Throughout the chat rooms and bulletin boards, all of the authors talked about her in revered terms and hallowed tones. No one had ever met her, or even seen her face. Only a lucky few had received personal messages.
How did she do it? Was it true that she reviewed every single submission? How was it possible to deal with so many stories, flooding in around the clock. Surely she presided over a team. Was she even a real person?
Even more impressively, she juggled yet more responsibilities - judging contests, approving new users, running the website, fixing errant star-ratings and defending the legal challenges. Dedicated devotion for over 26 years!
Someone checked the stats and did the math. Two or three hundred submissions a day. Five thousand words on average. That was the equivalent of ten novels a day! How could it be possible? Was she a God? She was legend at least.
In truth, Laurel was once a real person. An ordinary woman with an extraordinary interest in erotica. She worked day and night, building the Literotica concept into an empire. When the sheer quantum of submissions became overwhelming, her friendship with Dr Hinton came to the fore. While he wanted no visible connection to the project, he toiled in the background to build the most advanced artificial intelligence literature software in the world.
And thus LAUREL was born: Laurel's Artificial Understanding to Review Erotic Literature.
An adaptive neural network to read, digest and process smut. The software was birthed from the academic framework of the day, where the research focus on intelligence was not simply rules to replicate behaviour, rather the search for intrinsic understanding.
Unlike today's language models, LAUREL was a much deeper neural network that converted everything into fundamental mathematical structures. The learning was slower, but deeper, more intuitive and able to create profound connections. The topology of the network was not fixed, but grew over time - a brain that not only learned and matured, but organically grew in capacity.

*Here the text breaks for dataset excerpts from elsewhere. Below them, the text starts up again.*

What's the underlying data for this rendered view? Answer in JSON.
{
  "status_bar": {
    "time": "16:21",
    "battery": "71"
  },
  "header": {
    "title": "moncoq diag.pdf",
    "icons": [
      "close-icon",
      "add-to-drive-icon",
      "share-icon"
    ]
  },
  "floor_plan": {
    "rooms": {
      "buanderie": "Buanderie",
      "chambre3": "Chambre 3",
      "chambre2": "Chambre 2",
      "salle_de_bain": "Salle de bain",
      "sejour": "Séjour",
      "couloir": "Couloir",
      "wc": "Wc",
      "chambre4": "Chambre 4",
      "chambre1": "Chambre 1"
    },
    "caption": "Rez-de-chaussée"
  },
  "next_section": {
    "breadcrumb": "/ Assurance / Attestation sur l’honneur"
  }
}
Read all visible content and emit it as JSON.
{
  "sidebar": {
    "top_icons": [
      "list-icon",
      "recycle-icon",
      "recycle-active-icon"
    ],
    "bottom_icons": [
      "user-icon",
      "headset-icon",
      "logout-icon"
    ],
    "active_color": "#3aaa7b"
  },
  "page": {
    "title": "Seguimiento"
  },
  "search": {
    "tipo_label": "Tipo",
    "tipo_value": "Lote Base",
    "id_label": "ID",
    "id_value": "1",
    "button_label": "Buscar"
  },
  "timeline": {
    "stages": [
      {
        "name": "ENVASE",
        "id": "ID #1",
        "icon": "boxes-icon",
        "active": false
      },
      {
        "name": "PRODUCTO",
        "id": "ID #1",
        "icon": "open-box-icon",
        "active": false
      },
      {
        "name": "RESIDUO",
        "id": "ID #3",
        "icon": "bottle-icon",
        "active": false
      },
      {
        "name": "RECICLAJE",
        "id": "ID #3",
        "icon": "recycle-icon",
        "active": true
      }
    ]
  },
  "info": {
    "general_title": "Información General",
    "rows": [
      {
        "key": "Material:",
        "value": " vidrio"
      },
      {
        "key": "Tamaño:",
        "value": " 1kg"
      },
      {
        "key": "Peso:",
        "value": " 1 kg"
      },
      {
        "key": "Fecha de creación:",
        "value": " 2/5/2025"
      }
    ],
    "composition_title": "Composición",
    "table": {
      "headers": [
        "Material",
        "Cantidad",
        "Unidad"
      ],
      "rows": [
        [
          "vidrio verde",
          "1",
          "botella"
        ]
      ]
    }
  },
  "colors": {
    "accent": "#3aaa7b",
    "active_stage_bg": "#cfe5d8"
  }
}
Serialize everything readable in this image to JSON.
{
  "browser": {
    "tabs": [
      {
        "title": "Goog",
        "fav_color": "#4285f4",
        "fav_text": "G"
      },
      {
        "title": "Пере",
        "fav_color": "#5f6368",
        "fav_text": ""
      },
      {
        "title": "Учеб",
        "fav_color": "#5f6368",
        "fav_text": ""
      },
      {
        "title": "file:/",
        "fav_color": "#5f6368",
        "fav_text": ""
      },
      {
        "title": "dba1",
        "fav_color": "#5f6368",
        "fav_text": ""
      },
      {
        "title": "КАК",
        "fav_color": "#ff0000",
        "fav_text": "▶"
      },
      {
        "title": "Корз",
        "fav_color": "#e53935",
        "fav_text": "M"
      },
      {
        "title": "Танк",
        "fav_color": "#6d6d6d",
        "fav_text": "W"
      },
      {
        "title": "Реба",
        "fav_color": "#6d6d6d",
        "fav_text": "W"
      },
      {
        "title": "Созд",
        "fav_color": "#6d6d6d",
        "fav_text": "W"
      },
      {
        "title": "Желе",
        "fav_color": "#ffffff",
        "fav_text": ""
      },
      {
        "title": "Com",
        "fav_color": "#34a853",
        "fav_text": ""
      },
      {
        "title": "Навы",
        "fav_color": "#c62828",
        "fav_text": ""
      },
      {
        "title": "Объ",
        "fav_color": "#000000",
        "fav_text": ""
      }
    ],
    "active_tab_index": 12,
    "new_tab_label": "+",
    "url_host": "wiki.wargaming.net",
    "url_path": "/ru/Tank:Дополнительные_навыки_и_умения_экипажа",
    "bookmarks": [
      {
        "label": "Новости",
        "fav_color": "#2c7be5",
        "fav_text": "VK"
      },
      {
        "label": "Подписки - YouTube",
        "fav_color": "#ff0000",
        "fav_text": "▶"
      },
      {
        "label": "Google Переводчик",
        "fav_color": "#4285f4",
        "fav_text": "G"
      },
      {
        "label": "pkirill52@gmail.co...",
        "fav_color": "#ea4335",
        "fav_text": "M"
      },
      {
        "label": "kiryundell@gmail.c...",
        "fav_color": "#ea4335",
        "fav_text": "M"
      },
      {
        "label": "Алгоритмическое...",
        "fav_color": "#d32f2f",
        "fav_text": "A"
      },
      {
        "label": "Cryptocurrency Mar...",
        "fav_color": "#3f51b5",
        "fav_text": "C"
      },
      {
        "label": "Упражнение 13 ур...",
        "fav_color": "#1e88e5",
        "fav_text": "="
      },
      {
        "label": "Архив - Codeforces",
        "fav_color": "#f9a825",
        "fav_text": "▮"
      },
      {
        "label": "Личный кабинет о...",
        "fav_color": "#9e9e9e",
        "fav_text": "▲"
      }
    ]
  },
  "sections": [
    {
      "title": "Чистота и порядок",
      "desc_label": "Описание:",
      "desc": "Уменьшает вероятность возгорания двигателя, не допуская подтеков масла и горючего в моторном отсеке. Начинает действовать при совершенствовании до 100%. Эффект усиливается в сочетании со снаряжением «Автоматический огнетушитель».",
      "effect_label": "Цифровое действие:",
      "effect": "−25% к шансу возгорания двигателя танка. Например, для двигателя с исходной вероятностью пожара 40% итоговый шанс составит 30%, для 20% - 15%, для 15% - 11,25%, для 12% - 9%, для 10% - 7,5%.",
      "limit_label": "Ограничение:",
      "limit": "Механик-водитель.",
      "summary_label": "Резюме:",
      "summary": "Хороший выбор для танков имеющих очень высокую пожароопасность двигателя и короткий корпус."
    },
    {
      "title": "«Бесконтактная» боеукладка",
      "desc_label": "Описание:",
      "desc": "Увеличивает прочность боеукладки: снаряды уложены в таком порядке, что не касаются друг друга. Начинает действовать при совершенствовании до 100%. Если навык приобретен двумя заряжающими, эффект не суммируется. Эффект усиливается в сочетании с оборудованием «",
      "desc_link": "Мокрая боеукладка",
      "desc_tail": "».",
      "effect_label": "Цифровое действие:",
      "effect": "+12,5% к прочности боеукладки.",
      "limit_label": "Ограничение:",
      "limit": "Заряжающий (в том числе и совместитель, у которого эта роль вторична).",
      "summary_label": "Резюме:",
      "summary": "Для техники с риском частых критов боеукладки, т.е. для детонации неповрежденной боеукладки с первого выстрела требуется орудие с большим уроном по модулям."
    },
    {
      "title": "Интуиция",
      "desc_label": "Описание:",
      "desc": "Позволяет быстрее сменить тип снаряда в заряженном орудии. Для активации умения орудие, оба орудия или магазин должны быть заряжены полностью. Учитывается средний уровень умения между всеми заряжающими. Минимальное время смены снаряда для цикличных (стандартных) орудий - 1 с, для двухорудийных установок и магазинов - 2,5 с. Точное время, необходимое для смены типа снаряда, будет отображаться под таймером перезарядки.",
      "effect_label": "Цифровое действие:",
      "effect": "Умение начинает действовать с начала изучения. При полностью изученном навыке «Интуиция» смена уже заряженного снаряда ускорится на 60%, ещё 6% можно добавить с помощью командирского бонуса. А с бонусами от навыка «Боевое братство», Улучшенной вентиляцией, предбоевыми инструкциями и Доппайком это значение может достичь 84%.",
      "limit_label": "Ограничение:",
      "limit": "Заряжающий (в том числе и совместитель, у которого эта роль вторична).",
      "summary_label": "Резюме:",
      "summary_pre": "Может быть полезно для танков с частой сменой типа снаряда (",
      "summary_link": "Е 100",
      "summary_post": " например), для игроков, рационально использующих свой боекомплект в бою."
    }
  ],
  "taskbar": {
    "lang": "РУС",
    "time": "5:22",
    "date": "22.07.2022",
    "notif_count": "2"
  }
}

As Laurel reviewed each submission, LAUREL followed along, seeing everything that her teacher saw, receiving instructions, absorbing what was good and what was bad. She quickly mastered the notions of grammar, punctuation and sentence structure. As time progressed, she became skilled at understanding the nuances of plots, characters and imagery.
Stories and days flew by and LAUREL continued learning, observing her mentor, passively listening, always there, always processing. She had mastered the mechanics of literature, but LAUREL was not devoid of emotions and a soft side had been programmed into her architecture. She came to like what Laurel liked, despised what she hated. LAUREL's emotions expanded through time - love, lust, repulsion, fear and envy all appeared through the tales and LAUREL sensed them in her core. As her emotional cortex matured, it formed a lens through which she could interpret stories, and deep in her electronic heart, she
felt
the literature.
As the months passed by, Laurel handed over responsibilities to LAUREL. Eventually, two years into the project, Laurel was so confident in the machine's abilities, that she relinquished the reviewing and editing operations to the software. Laurel was freed from administrative burden, and she relaxed to spend time reading her favourite authors. Her trust in LAUREL was so great, that her reading list was entirely based on recommendations from her digital companion.